XML Comments are no longer a development artifact with the rise of Swagger for example. To produced self documenting swagger documentation at runtime all the XML comments must be included in the application.

What is the rationale for not copying XML documentation? The documentation is already included in the nuget package on a build or publish?

Hi guys,

Been working on a project where i am required to include xml documentation. This works as expected, when adding the GenerateDocumentationFile tag.

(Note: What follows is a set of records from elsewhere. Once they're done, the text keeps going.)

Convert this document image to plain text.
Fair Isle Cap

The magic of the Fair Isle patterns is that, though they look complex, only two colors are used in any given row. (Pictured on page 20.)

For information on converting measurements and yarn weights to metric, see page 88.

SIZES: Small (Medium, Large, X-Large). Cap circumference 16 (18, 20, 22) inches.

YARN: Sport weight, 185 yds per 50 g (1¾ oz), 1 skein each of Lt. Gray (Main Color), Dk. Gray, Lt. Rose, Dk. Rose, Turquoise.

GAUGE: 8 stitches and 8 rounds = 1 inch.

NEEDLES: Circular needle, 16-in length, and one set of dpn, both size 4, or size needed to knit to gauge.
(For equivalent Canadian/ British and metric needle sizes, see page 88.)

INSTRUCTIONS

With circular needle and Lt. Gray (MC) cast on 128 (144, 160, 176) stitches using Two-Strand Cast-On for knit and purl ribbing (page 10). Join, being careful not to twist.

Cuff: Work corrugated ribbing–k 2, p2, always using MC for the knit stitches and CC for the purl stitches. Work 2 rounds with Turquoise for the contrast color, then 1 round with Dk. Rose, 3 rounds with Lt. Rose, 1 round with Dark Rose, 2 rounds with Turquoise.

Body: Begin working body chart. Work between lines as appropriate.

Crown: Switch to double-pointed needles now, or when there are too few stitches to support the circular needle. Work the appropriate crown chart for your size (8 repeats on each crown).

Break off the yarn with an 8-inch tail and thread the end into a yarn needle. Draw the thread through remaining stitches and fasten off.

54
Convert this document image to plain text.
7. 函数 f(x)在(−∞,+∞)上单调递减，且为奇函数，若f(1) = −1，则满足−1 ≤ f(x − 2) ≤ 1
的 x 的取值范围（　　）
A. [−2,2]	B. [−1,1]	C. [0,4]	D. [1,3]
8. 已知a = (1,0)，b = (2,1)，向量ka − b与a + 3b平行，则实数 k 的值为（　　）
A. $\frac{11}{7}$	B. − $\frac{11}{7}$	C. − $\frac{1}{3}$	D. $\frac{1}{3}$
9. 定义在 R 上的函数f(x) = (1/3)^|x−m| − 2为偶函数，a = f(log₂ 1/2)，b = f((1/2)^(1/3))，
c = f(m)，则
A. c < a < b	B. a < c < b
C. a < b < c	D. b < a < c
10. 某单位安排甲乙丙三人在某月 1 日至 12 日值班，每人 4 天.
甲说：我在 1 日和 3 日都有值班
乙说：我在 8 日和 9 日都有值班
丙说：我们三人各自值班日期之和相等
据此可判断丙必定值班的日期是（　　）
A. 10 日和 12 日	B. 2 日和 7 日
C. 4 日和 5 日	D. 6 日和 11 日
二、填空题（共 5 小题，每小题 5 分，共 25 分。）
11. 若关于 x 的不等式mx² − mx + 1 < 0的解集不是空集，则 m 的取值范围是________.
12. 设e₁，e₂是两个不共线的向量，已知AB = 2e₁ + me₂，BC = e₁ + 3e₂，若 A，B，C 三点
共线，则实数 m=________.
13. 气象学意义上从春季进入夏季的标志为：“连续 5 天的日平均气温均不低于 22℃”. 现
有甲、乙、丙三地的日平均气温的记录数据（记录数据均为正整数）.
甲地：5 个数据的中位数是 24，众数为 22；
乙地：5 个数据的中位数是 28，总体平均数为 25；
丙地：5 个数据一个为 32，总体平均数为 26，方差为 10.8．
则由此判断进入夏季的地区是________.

The problem is, that I need to be able to include the xml documentation of packages that come from nuget. I see this question was asked before, but did not see it get addressed.

How would one go around this?

My use case is specifically for swagger / swashbuckle. We have common projects, which have extensive documentation, we would like to have this included.

Thanks

I thought I had hit this issue as well.

My issue was that I had the xml documentation file only setup to generate in Debug Build.

Make sure you don’t have a condition in your .csproj file to only look at Debug Builds.

That’s our version, which works on Linux, Windows and Mac - similar what @eerhardt provided.

In the main section, ensure the documentation file gets generated:

  <GenerateDocumentationFile>true</GenerateDocumentationFile>

Then a separate target with the copy process:

  <Target Name="PrepublishScript" BeforeTargets="PrepareForPublish">
    <ItemGroup>
      <DocFile Include="bin\*\*\MyProject.xml" />
    </ItemGroup>
    <Copy SourceFiles="@(DocFile)" DestinationFolder="$(PublishDir)" SkipUnchangedFiles="false" />
  </Target>

The swagger doc has been updated in the csproj branch, will be pushing that to live when RTM is released approx Mar 7

@louislewis2 This is being tracked in #1458. This comment specifically has links to workarounds you can apply. Thanks!